Tribunal Administratif de Lille — Décision N° TA59-2403118

mercredi 18 septembre 2024

JuridictionTribunal Administratif de Lille
SectionTribunal Administratif de Lille
N° DossierTA59-2403118
TypeDécision
RecoursExcès de pouvoir
PublicationC
Formation3ème Chambre
Avocat requérantCABINET CENTAURE AVOCATS

Résumé IA

Le Tribunal Administratif de Lille a rejeté la requête de M. A, ressortissant haïtien, qui contestait l'arrêté du préfet du Nord du 26 décembre 2023 lui refusant un titre de séjour, l'obligeant à quitter le territoire français et fixant le pays de destination. Le tribunal a jugé que l'arrêté était suffisamment motivé et que les moyens soulevés, notamment la méconnaissance des articles L. 423-23 du code de l'entrée et du séjour des étrangers et du droit d'asile et 8 de la convention européenne des droits de l'homme, n'étaient pas fondés. La solution retenue est le rejet de l'ensemble des conclusions de M. A, confirmant ainsi la légalité de la décision préfectorale.

Texte intégral

Vu la procédure suivante :

Par une requête, enregistrée le 26 mars 2024, M. B A, représenté par Me Dewaele, demande au tribunal :

1°) d'annuler l'arrêté du 26 décembre 2023, par lequel le préfet du Nord a refusé de lui délivrer un titre de séjour, lui a fait obligation de quitter le territoire français dans un délai de trente jours et a fixé le pays de destination de cette mesure d'éloignement ;

2°) d'enjoindre au préfet du Nord de lui délivrer une carte de séjour temporaire portant la mention " vie privée et familiale ", sous astreinte de 150 euros par jour de retard à compter de l'expiration d'un délai de 15 jours suivant la notification du jugement à intervenir, ou, à défaut, de procéder à un nouvel examen de sa demande sous astreinte de 150 euros par jour de retard à compter de l'expiration d'un délai de deux mois suivant la notification du jugement à intervenir et dans l'attente de lui délivrer un récépissé l'autorisant à travailler sous astreinte de 150 euros pour jour de retard à compter d'un délai de sept jours ;

3°) de mettre à la charge de l'Etat la somme de 2 000 euros au titre des articles L. 761-1 du code de justice administrative et 37 de la loi n° 91-647 du 10 juillet 1991, relative à l'aide juridique.

Il soutient que :

En ce qui concerne l'arrêté pris dans son ensemble :

- il est entaché d'un défaut de motivation.
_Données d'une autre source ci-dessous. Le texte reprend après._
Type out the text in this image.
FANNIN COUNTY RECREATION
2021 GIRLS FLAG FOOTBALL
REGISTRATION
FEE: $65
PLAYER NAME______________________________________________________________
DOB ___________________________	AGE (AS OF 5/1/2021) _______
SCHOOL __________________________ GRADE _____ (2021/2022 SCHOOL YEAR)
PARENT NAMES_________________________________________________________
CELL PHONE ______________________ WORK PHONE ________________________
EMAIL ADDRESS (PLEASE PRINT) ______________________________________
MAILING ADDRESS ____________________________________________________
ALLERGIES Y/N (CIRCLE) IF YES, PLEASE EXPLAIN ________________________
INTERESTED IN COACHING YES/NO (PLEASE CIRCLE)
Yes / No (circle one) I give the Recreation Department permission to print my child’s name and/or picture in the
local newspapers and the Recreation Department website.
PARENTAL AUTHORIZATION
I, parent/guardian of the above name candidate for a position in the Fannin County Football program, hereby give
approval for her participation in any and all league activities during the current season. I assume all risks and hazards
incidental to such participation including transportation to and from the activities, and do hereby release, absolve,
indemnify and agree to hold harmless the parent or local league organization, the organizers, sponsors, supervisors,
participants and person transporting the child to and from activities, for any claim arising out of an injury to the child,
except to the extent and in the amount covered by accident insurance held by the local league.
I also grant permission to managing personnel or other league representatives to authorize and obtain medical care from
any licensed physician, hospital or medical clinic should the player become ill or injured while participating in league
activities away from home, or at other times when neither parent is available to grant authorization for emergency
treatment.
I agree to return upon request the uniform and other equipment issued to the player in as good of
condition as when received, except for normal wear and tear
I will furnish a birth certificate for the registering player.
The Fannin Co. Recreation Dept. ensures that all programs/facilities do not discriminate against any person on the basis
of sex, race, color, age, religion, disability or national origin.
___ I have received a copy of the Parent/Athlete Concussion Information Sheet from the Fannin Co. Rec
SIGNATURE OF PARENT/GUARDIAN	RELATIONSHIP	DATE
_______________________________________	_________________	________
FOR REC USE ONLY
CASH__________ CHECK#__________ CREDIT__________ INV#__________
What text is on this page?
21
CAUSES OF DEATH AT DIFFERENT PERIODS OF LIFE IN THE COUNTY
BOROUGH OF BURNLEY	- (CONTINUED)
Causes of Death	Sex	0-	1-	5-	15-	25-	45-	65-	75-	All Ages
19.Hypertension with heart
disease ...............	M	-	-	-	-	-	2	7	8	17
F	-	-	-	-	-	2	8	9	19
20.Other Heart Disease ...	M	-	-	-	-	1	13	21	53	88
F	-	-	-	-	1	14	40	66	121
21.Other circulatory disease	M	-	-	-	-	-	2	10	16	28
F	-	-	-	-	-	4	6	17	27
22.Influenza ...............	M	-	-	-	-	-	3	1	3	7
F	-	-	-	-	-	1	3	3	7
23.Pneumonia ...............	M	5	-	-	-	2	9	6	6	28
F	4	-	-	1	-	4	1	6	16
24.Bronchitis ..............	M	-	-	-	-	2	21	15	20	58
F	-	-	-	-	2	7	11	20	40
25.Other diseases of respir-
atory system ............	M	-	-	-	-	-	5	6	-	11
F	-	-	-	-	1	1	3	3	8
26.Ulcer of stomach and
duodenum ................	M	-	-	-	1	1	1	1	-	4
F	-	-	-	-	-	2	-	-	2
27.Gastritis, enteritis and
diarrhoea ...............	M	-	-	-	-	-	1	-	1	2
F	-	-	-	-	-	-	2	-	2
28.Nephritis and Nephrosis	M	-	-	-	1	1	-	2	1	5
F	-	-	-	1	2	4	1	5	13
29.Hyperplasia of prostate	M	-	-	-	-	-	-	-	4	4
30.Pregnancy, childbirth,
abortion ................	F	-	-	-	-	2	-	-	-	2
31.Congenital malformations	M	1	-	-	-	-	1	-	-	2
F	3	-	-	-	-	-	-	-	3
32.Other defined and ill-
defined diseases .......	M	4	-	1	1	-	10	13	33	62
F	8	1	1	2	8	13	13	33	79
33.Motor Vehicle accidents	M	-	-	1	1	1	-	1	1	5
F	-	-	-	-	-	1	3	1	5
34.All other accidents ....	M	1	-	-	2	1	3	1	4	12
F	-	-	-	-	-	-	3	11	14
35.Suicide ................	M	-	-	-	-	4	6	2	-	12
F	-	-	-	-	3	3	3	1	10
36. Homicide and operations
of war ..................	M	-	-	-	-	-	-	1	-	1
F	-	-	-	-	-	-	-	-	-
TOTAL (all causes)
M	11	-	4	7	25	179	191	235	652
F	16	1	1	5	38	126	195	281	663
En ce qui concerne la décision portant refus de titre de séjour :

- elle a été prise à l'issue d'une procédure irrégulière en l'absence de saisine de la commission titre de séjour et en méconnaissance des dispositions de l'article L. 114-5 du code des relations entre le public et l'administration ;

- elle est entachée d'un défaut d'examen sérieux de sa situation ;

- elle méconnait les dispositions de l'article R. 435-1 du code de l'entrée et du séjour des étrangers et du droit d'asile ;

- elle méconnait les dispositions de l'article L. 423-23 du code de l'entré et du séjour des étrangers et du droit d'asile et les stipulations de l'article 8 de la convention européenne de sauvegarde des droits de l'homme et des libertés fondamentales ;

- elle est entachée d'une erreur manifeste d'appréciation quant aux conséquences sur sa situation personnelle.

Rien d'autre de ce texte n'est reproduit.